His life, he says, was “indelibly changed — period.” Ma is banned from playing blackjack in most major Vegas casinos, but is something of a legend in the gambling world, a sought-after speaker who says he’s in a position to never take a job “that I didn’t love doing every day.”

Meanwhile, in a small town outside London, Sturgess was working as “a pot-wash boy” and sulking that his buddies had all gone off to college, thus breaking up their sure-to-be-famous rock band.

Partly to please his parents (and mostly as a ruse to find a new band) he enrolled in a two-year film and theater program in Manchester. But something about this new world of art felt natural, and Sturgess began writing and acting, eventually landing an agent who persuaded him to try his luck in London.

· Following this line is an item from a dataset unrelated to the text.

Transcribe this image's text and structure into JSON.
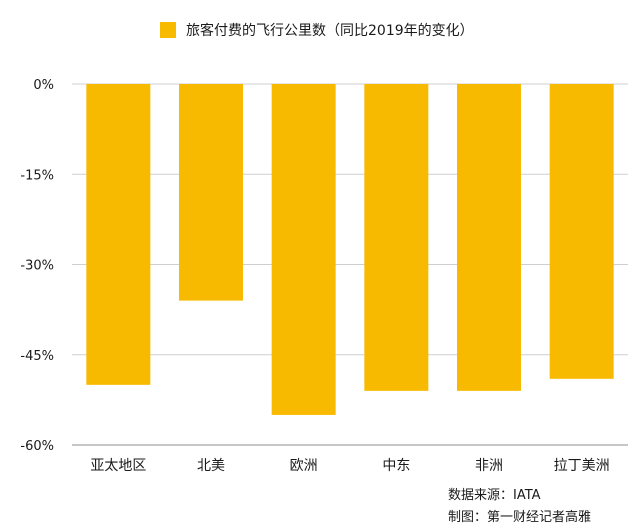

He did, and luck led him, via another band and another band breakup, to a crack at a role in a Beatles musical movie. (Which he thought, by the way, “was a really [expletive] idea.”) But when he was cast and learned that the film, Across the Universe, was being directed by Julie Taymor and had Evan Rachel Wood as a costar, the whole thing “spun my life completely out of control.”

Meaning, he was given a part in The Other Boleyn Girl and asked to audition for the role of the Jeff Ma character, whose name was changed to Ben Campbell, in 21. Sturgess, 26, had never stepped inside a casino, much less played blackjack or known how to count cards.

But he got the gig as the movie’s lead, and over the course of those unlit stogies and an awful lot of goofing-around time, came to know Ma and comprehend the events he’d assumed were all fiction while reading the book.

“I just couldn’t believe that he’d done all these things,” Sturgess says.

The two are buddies now, partying together during the press tour and kidding around between interviews. And the thing is — for this moment, anyway– they’re once again dipping into the role of big shots. Handlers, red carpets, suites at the Four Seasons even when they’re zipping through town so quickly it doesn’t require an overnight stay.

Around each other, though, they’re still clowns. But if nothing else, this adventure will at least give their parents a little boost of assurance.

“They’re so excited,” Sturgess says, smiling. “And, I think, shocked and relieved that I’ve managed to pull something off.”